According to Ibi Yolas, executive director of Design and Construction, the construction team has recently been “putting up the bricks, waterproofing, insulating the building, the mechanical systems are going up and we’re working on the furniture layout.
“We’re going at this full force,” she said. Anand, Yolas and other members of Design and Construction meet with the contractor, architect and other designers from Sciame, the construction company, every week to discuss the progress of the building. The meetings take place every Thursday at 8 a.m.
“These meetings are designed to look at the schedule, any potential issues and to come up with resolutions,” said Anand. “Based on these meetings we have been able to make sure that any issues that need to be addressed, modified or changed are carried forward to the team in the field.”
Anand explained that having weekly meetings allows for an effective form of communication.
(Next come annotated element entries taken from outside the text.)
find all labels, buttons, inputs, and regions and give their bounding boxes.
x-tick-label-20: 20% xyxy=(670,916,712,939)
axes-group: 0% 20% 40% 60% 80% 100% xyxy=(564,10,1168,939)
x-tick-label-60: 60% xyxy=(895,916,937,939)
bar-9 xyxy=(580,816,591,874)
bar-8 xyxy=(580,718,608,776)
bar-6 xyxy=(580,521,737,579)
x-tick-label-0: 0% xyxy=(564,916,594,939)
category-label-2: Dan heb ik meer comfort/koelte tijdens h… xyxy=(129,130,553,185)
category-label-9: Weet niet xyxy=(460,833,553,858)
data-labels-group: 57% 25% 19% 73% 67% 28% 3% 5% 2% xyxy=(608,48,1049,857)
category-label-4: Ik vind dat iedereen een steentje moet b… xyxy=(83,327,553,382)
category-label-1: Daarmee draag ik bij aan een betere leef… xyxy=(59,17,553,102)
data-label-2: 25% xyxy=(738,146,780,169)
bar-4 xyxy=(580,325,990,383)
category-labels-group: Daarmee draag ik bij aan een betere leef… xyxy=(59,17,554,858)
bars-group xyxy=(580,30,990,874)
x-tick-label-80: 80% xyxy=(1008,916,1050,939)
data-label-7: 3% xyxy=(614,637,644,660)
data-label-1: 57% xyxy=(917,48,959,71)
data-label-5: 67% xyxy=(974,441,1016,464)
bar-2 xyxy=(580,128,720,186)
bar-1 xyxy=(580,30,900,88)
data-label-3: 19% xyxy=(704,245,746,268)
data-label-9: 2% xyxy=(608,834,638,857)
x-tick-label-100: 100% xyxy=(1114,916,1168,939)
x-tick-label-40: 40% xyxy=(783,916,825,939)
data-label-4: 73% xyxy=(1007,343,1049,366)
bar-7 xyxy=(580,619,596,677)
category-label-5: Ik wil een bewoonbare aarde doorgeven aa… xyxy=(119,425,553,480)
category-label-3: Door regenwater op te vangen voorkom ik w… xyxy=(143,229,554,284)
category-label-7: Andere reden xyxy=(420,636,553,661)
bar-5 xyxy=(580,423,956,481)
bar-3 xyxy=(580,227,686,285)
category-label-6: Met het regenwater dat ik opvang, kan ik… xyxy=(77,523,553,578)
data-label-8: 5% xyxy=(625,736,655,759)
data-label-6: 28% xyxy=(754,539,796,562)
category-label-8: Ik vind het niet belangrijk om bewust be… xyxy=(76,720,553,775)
“Normally when we do a project like this, if there was an issue, it would be written down on a piece of paper, it goes back and forth and it’s two, three or four weeks until something is done,” he said. “We have changed the process with the idea of keeping things on schedule, so we all get together on Thursdays and we find out what it is that we need to get done or need to change and then after the 8 a.m., there is another meeting held among the contractors to based on the discussion held in the previous meeting and they figure out how to go about resolving any issues.”
Anand mentioned that Aug. will be used to run tests throughout the building in order to ensure a smooth transition.
“We haven’t quite worked out the logistics [of moving everyone into the new UC] quite yet but it seems that it will take about a month to test everything in the building,” he said.
Yolas also said that no classes are going to be scheduled in the new classrooms next semester.
“We couldn’t afford to schedule all the classrooms and in the event something goes wrong then we would have major problems on our hands,” she said.
Anand said he has high hopes for the new UC/AC.
“The focus of the building is to really give the students, commuters as well as residents, a place where they are able to engage among each other, have a learning experience in the academic side of the building and it will be a building that will have a full venue of possibilities and events that can be held there with the prime focus of promoting the student learning experience and engagement enhancements,” he said. Yolas shared similar thoughts.
“I hope this will be the building that will serve as sort of a ‘home turf’ for all students,” she said. “This will be the social interaction center of the campus and it will be a place that students can truly call their own.” There are a few smaller construction projects planned on campus as well.”After the UC, we plan to redo the infrastructure of St. John Hall, Bent Hall and the Humanities Center on the second floor of the library,” said Anand.
In addition, he mentioned that the area between the new UC/AC and St. Augustine Hall will be turned into a grove with lawns and additional trees.
“The goal is to have that portion of the campus to look as appealing and inviting and green as the great lawn,” he said. According to Yolas, the roads from the UC/AC will be turned into a plaza. She also said parking will be limited in this area. While some pieces are set to be in place by this Aug./Sept., the rest is set to be done by the summer/fall of 2010, said Anand.
“We want to really have portions of the campus, like campuses across the country, that are more like pedestrian plazas,” she said. “We are pushing the parking to the outside of the campus and trying to make the core part of the campus more pedestrian.”